Rats, of course, have fleas (Xenopsylla Cheopis I believe) which feed on the rat’s blood and digest it with the aid of an enzyme. Like most fleas, they tend to be species specific, and stick to the host they know.

However, below a certain temperature this enzyme ceases to function. So the flea, despite having a belly full of blood is unable to derive any sustenance from it and remains as hungry as ever. A hungry flea, is an angry flea and will, as like as not, depart its rat host and proceed to bite anything vaguely mammalian in the vicinity (they can smell exhaled carbon dioxide apparently), in a vain attempt to find a source of fresh blood that will satisfy its voracious appetite.

Unfortunately these fleas themselves act as host (or at least a vector) for a number of interesting micro-organisms including the Yersinia pestis bacillum that causes the bubonic plague in humans.
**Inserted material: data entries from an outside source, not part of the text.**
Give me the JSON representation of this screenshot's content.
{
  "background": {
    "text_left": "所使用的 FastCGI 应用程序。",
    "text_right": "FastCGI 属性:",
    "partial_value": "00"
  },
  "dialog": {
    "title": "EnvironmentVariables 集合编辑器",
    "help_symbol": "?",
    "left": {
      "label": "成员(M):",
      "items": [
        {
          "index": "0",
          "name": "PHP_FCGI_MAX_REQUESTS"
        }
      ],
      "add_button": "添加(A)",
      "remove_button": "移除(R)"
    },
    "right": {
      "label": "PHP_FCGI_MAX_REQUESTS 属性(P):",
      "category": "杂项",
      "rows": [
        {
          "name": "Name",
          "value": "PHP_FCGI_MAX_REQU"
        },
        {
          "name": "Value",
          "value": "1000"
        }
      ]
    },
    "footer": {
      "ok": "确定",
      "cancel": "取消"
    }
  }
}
And hence a period of global cooling such as that created by the disaster of 535 will trigger off a plague epidemic.

Or so the theory goes. Based on my recollection from some TV documentary some years ago. Part of a series called Secrets of the Dead or something like that (essentially advancing the Krakatoa 535 theory). Attempts of mine to provide some sort of confirmation for this bit of flea biochemistry has proved elusive. But I will note that between the plague epidemics of the 6th century and those of the 14th (see the Black Death) there was the climatological phenomenon called the Medieval Warm Period otherwise known as the Medieval Optimum.